Restoring the glory of ancient Babylon

Restoring the glory of ancient Babylon

BABYLON, Iraq - Agence France-Presse

The Ishtar Gate is located at the ancient archaeological site of Babylon, in the southern part of Baghdad. AFP photo

At ancient Babylon’s Ishtar Gate, Iraqi workers labor with a heavy saw, hammers, a chisel and crowbar to break up and remove a concrete slab that is hastening the structure’s decay.

The concrete lies between the two long, towering walls of tan bricks decorated with processions of bulls and dragons that make up the more than 2,500-year-old Ishtar Gate, in what is now Iraq’s Babil province. The masonry slab was laid during the late dictator Saddam Hussein’s rule.

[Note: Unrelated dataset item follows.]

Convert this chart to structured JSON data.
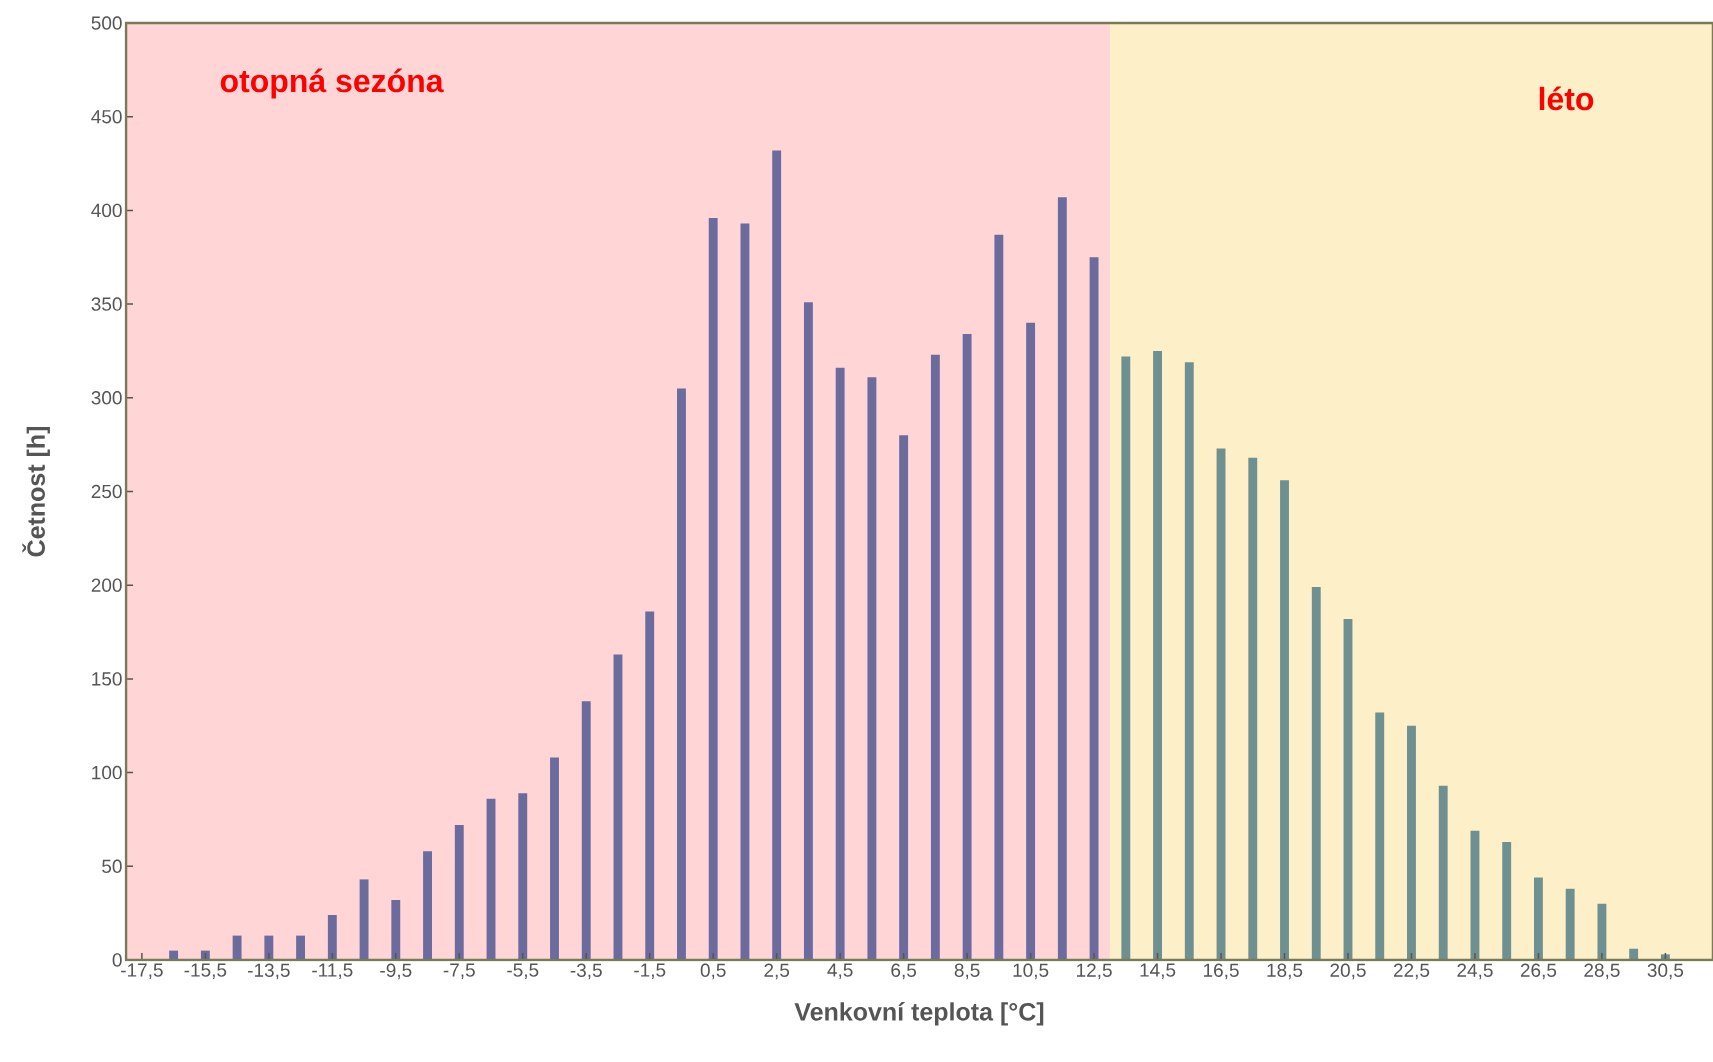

Removing the concrete is deemed essential to preserving the Ishtar Gate at Babylon, which also served as the base for a later gate of the same name, the reassembled remains of which are now located in Germany.

In the 1980s, “there was a large intervention of modern masonry inserted behind the facades” of the Ishtar Gate, in addition to “changes in the terrain behind, and resurfacing of the base of the gate with concrete,” said Jeff Allen, field manager for the Future of Babylon project which is carrying out the work.

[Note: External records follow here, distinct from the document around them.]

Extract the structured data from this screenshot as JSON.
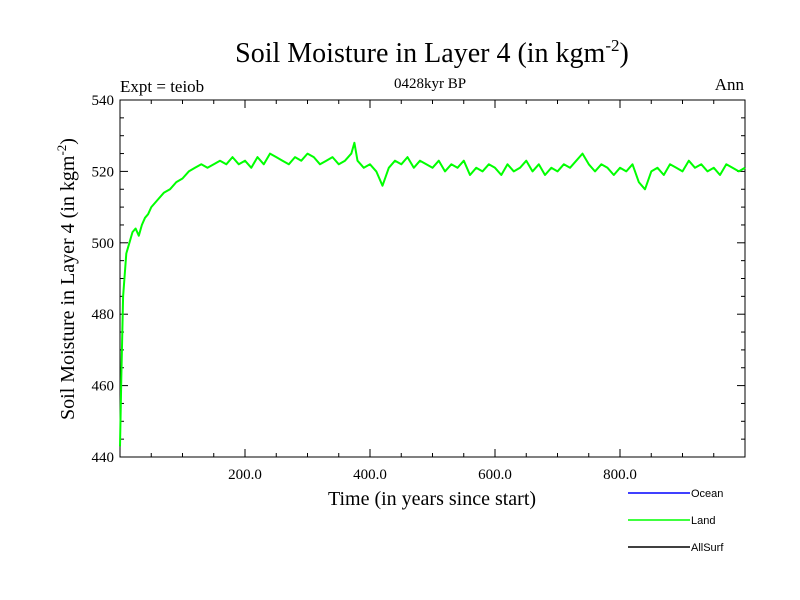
{
  "chart_data": {
    "type": "line",
    "title": "Soil Moisture in Layer 4 (in kgm",
    "title_superscript": "-2",
    "title_suffix": ")",
    "subtitle": "0428kyr BP",
    "left_label": "Expt = teiob",
    "right_label": "Ann",
    "xlabel": "Time (in years since start)",
    "ylabel": "Soil Moisture in Layer 4 (in kgm",
    "ylabel_superscript": "-2",
    "ylabel_suffix": ")",
    "xlim": [
      0,
      1000
    ],
    "ylim": [
      440,
      540
    ],
    "x_ticks": [
      200,
      400,
      600,
      800
    ],
    "x_tick_labels": [
      "200.0",
      "400.0",
      "600.0",
      "800.0"
    ],
    "y_ticks": [
      440,
      460,
      480,
      500,
      520,
      540
    ],
    "y_tick_labels": [
      "440",
      "460",
      "480",
      "500",
      "520",
      "540"
    ],
    "legend": [
      {
        "name": "Ocean",
        "color": "#0000ff"
      },
      {
        "name": "Land",
        "color": "#00ff00"
      },
      {
        "name": "AllSurf",
        "color": "#000000"
      }
    ],
    "series": [
      {
        "name": "Land",
        "color": "#00ff00",
        "x": [
          0,
          2,
          5,
          10,
          15,
          20,
          25,
          30,
          35,
          40,
          45,
          50,
          60,
          70,
          80,
          90,
          100,
          110,
          120,
          130,
          140,
          150,
          160,
          170,
          180,
          190,
          200,
          210,
          220,
          230,
          240,
          250,
          260,
          270,
          280,
          290,
          300,
          310,
          320,
          330,
          340,
          350,
          360,
          370,
          375,
          380,
          390,
          400,
          410,
          420,
          430,
          440,
          450,
          460,
          470,
          480,
          490,
          500,
          510,
          520,
          530,
          540,
          550,
          560,
          570,
          580,
          590,
          600,
          610,
          620,
          630,
          640,
          650,
          660,
          670,
          680,
          690,
          700,
          710,
          720,
          730,
          740,
          750,
          760,
          770,
          780,
          790,
          800,
          810,
          820,
          830,
          840,
          850,
          860,
          870,
          880,
          890,
          900,
          910,
          920,
          930,
          940,
          950,
          960,
          970,
          980,
          990,
          1000
        ],
        "y": [
          443,
          462,
          485,
          497,
          500,
          503,
          504,
          502,
          505,
          507,
          508,
          510,
          512,
          514,
          515,
          517,
          518,
          520,
          521,
          522,
          521,
          522,
          523,
          522,
          524,
          522,
          523,
          521,
          524,
          522,
          525,
          524,
          523,
          522,
          524,
          523,
          525,
          524,
          522,
          523,
          524,
          522,
          523,
          525,
          528,
          523,
          521,
          522,
          520,
          516,
          521,
          523,
          522,
          524,
          521,
          523,
          522,
          521,
          523,
          520,
          522,
          521,
          523,
          519,
          521,
          520,
          522,
          521,
          519,
          522,
          520,
          521,
          523,
          520,
          522,
          519,
          521,
          520,
          522,
          521,
          523,
          525,
          522,
          520,
          522,
          521,
          519,
          521,
          520,
          522,
          517,
          515,
          520,
          521,
          519,
          522,
          521,
          520,
          523,
          521,
          522,
          520,
          521,
          519,
          522,
          521,
          520,
          521
        ]
      },
      {
        "name": "Ocean",
        "color": "#0000ff",
        "x": [],
        "y": []
      },
      {
        "name": "AllSurf",
        "color": "#000000",
        "x": [],
        "y": []
      }
    ]
  }
}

All of those factors are accelerating “the rate of damage at the site, and decay, and what we’re doing at Ishtar Gate is trying to arrest or to slow down those mechanisms that are causing the gate to collapse,” Allen said.

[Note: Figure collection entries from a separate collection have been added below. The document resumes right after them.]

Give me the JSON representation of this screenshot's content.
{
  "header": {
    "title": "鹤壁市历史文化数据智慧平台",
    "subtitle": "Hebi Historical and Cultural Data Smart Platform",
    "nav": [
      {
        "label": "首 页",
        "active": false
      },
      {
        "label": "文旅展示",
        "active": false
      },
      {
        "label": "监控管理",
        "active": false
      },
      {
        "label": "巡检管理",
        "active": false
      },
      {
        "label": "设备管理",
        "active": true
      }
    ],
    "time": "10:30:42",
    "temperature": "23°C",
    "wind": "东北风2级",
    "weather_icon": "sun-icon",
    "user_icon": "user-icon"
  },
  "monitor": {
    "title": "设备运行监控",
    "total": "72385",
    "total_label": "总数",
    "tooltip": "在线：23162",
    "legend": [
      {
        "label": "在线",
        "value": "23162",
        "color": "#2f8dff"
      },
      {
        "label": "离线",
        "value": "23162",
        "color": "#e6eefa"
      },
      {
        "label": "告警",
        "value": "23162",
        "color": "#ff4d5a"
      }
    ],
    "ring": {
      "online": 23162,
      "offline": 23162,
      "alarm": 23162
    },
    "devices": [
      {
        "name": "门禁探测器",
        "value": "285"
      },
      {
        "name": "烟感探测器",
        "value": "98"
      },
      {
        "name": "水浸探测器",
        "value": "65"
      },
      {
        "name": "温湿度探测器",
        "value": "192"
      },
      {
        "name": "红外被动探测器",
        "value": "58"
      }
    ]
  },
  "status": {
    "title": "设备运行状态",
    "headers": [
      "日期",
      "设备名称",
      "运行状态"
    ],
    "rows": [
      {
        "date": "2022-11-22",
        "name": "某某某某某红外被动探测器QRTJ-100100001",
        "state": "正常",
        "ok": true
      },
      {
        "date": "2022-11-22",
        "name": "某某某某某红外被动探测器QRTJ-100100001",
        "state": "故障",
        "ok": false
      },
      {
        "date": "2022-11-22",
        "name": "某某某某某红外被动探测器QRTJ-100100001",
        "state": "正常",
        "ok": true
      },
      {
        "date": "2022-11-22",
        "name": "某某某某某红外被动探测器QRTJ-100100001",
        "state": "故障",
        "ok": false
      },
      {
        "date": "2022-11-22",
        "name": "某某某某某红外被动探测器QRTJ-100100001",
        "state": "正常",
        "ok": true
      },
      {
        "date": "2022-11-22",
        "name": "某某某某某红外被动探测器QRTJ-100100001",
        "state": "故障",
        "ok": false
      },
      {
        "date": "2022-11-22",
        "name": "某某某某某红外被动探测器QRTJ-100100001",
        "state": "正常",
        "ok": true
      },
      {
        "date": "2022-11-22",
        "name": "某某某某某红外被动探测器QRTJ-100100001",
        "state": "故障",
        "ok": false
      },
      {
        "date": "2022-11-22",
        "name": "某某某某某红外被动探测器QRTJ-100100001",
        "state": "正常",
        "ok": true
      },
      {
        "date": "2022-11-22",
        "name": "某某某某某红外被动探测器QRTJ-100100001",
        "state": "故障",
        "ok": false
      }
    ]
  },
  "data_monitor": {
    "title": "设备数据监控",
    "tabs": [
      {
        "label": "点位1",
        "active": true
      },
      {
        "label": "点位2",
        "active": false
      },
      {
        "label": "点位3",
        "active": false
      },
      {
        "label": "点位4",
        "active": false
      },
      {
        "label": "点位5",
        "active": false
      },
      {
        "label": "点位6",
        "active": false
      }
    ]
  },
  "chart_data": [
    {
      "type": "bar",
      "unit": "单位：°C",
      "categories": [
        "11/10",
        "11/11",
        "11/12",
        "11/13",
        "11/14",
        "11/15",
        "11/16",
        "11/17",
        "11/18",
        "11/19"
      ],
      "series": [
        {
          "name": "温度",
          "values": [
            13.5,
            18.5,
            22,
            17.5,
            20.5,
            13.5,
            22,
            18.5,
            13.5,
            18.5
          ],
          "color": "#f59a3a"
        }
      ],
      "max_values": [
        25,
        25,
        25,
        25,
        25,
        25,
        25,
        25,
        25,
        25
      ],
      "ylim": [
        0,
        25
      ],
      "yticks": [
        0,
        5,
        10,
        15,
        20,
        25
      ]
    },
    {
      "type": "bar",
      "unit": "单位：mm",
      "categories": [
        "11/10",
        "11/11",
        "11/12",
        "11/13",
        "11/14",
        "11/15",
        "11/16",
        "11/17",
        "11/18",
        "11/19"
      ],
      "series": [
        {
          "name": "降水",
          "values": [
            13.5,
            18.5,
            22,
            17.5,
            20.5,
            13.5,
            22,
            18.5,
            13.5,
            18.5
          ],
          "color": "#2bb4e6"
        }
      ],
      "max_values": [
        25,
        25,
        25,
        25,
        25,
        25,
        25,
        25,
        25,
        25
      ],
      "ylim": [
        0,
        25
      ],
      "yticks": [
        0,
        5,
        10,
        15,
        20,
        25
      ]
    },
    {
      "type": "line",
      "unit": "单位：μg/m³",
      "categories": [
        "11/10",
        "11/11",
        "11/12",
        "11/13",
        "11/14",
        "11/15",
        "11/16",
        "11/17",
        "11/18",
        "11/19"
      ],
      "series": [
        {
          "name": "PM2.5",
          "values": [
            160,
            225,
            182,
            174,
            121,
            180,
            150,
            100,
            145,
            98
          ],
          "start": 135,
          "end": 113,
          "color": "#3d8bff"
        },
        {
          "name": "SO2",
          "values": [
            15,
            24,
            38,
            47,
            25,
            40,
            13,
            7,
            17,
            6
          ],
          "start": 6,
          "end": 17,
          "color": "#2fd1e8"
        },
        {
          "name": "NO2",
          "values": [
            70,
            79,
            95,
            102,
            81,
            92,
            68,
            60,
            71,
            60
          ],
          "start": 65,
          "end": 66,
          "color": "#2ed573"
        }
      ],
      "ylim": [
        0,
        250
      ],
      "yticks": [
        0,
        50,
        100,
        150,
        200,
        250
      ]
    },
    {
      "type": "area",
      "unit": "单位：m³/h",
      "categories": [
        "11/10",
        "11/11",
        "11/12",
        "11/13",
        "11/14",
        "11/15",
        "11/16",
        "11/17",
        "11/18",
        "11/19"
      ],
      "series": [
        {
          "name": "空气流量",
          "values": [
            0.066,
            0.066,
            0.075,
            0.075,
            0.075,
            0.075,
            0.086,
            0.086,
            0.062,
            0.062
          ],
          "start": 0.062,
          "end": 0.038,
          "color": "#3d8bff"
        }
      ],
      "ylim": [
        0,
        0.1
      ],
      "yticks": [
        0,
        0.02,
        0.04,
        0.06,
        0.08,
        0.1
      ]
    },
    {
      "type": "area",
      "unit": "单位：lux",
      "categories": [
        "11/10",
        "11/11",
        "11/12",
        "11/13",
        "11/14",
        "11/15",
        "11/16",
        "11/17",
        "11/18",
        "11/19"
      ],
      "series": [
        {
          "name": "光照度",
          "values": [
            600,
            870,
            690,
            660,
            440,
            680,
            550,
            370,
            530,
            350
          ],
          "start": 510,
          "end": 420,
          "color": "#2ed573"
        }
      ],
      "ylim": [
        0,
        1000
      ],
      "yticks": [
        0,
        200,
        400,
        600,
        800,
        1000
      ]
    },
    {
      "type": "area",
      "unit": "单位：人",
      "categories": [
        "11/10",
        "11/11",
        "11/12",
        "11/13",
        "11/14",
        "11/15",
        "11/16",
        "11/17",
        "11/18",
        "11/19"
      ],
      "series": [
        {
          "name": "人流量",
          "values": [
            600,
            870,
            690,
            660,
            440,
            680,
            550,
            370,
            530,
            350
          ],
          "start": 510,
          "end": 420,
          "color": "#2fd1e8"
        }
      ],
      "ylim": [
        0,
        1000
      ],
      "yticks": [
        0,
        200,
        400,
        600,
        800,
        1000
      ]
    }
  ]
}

Removing the concrete “will allow the ground to breathe and evaporate water, because at the present time... the water cannot escape, so it routes through the easiest direction to get to the surface,” which is through the gate itself, he said.

The Future of Babylon project is a joint effort between the World Monuments Fund, which works to save key cultural heritage sites, and Iraq’s State Board of Antiquities and Heritage.

History of abuse

Babylon, one of the most famed cities of antiquity and now an important archaeological site, has a long history of damage and abuse. Iraq has unsuccessfully sought to have Babylon admitted to the UNESCO World Heritage List, but plans to try again. “Our work now is to restore Babylon and complete the file of Babylon to include it in the World Heritage List,” said Hussein al-Amari, the top Iraqi antiquities official in Babil province, but this requires large sums of money.